By Eric Scheiner | May 20, 2016 | 3:08pm EDT
The USDA awarded nearly $800,000 to a program titled: "Supermarket Science: Multipronged Approaches to Increasing Fresh, Frozen and Canned Fruit and Vegetable Purchases." (AP Photo)

( - Secretary of Agriculture Tom Vilsack announced Thursday six universities have been awarded nearly $3.8 million in funding by the U.S. Department of Agriculture (USDA) for programs designed to help fight obesity.

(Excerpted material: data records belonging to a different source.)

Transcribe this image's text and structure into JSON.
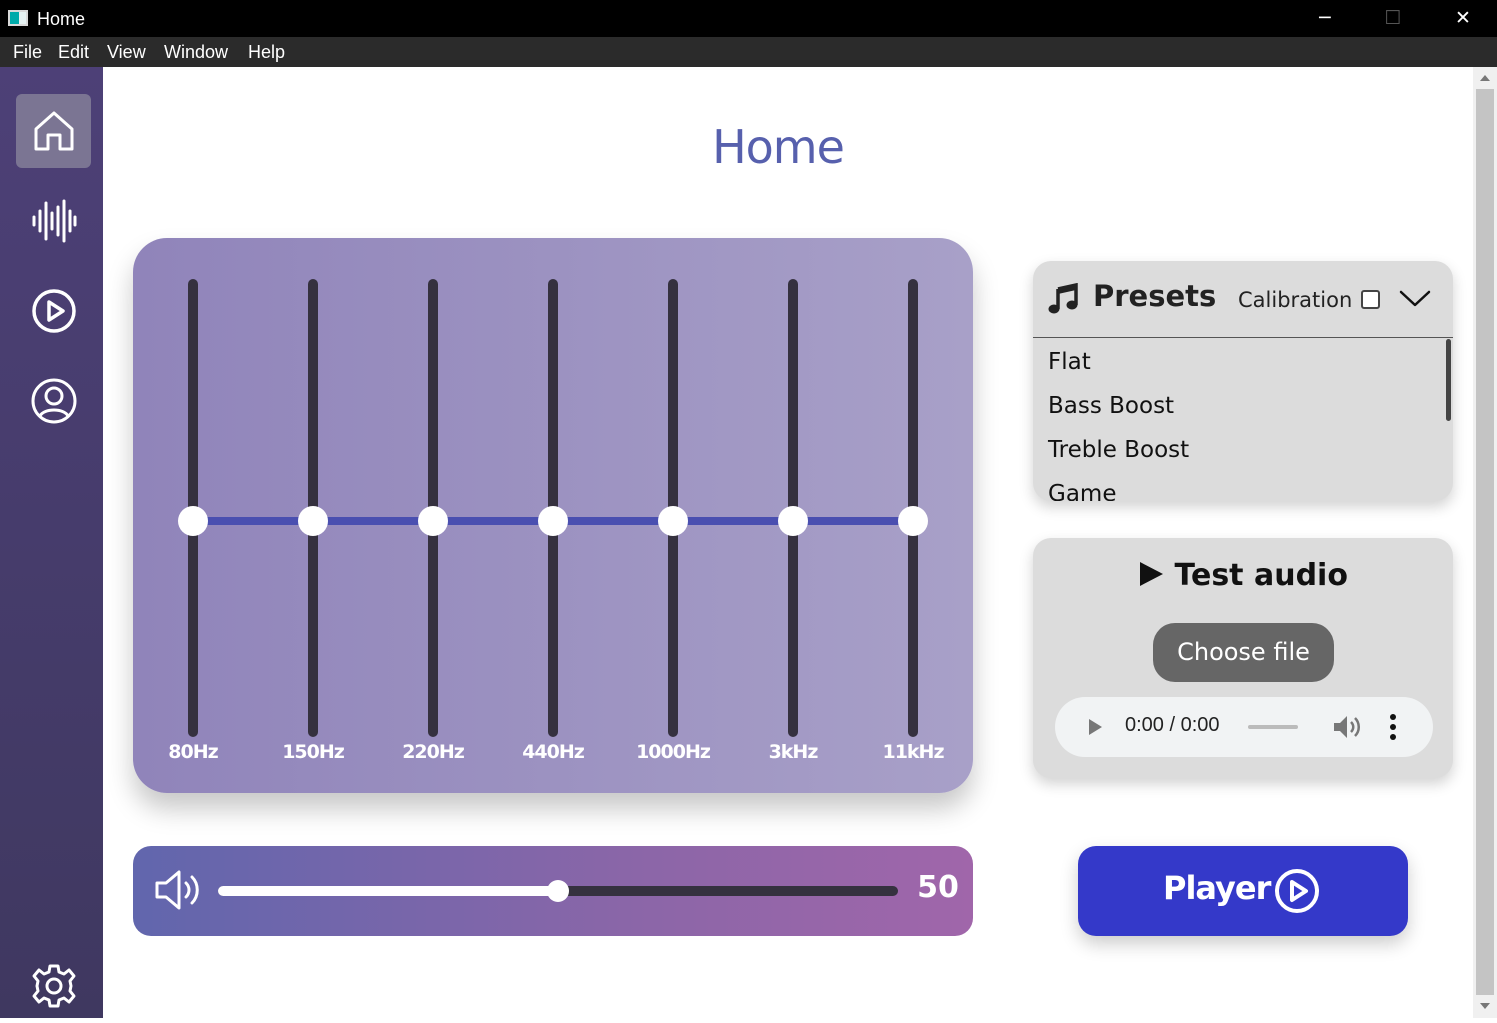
{
  "window": {
    "title": "Home",
    "minimize": "─",
    "maximize": "☐",
    "close": "✕"
  },
  "menubar": {
    "items": [
      "File",
      "Edit",
      "View",
      "Window",
      "Help"
    ]
  },
  "sidebar": {
    "items": [
      {
        "icon": "home-icon",
        "active": true
      },
      {
        "icon": "waveform-icon",
        "active": false
      },
      {
        "icon": "play-circle-icon",
        "active": false
      },
      {
        "icon": "user-circle-icon",
        "active": false
      }
    ],
    "settings_icon": "gear-icon",
    "accent": "#4d4077"
  },
  "page": {
    "title": "Home",
    "title_color": "#5760ad"
  },
  "equalizer": {
    "bands": [
      {
        "label": "80Hz",
        "level": 0.5
      },
      {
        "label": "150Hz",
        "level": 0.5
      },
      {
        "label": "220Hz",
        "level": 0.5
      },
      {
        "label": "440Hz",
        "level": 0.5
      },
      {
        "label": "1000Hz",
        "level": 0.5
      },
      {
        "label": "3kHz",
        "level": 0.5
      },
      {
        "label": "11kHz",
        "level": 0.5
      }
    ],
    "curve_color": "#4a4fb0"
  },
  "volume": {
    "value": "50",
    "level": 0.5,
    "icon": "speaker-icon"
  },
  "presets": {
    "title": "Presets",
    "calibration_label": "Calibration",
    "calibration_checked": false,
    "items": [
      "Flat",
      "Bass Boost",
      "Treble Boost",
      "Game"
    ]
  },
  "test_audio": {
    "title": "Test audio",
    "choose_file": "Choose file",
    "time": "0:00 / 0:00"
  },
  "player": {
    "label": "Player",
    "color": "#3439c9"
  }
}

The USDA’s program descriptions for the six grants include:

--$746,827 to the University of Kentucky for the testing of the program “Smart Shopping.” According to the program description, Smart Shopping is “aimed at improving the shopping practices of adolescents with the ultimate goal of increasing fruit and vegetable intake.”

--$797,995 was awarded to the University of New England, Biddeford, Maine for the “Supermarket Science: Multipronged Approaches to Increasing Fresh, Frozen and Canned Fruit and Vegetable Purchases” program.

--The University of Maryland received $943,287 for a program designed to enhance implementation of school wellness policies. The efforts goal “is to create health promoting school environments that support healthy growth/development of children to prevent obesity.”

--The “Latino Fathers Promoting Healthy Youth Behavior” program at the University of Minnesota received $998,484. The project “aims to prevent obesity among Latino youth (10-14 years) by engaging fathers and youth in a culturally- and linguistically-appropriate prevention program,” according to the USDA description.

--An obesity program at the University of Montana has received $150,000 in funding to design and test the viability of an intervention to improve healthy eating among children in the Flathead Indian reservation.

--The University of Puerto Rico received $150,000 for their effort “to prevent and reduce the prevalence of obesity in Puerto Rican children, 12 to 14 years old, by changing behaviors and adoption of healthy eating practices through the development of culturally sensitive and age-appropriate nutrition education materials.”

In a press release, Secretary Vilsack also announced that the USDA is accepting applications for up to $7 million for additional projects next year.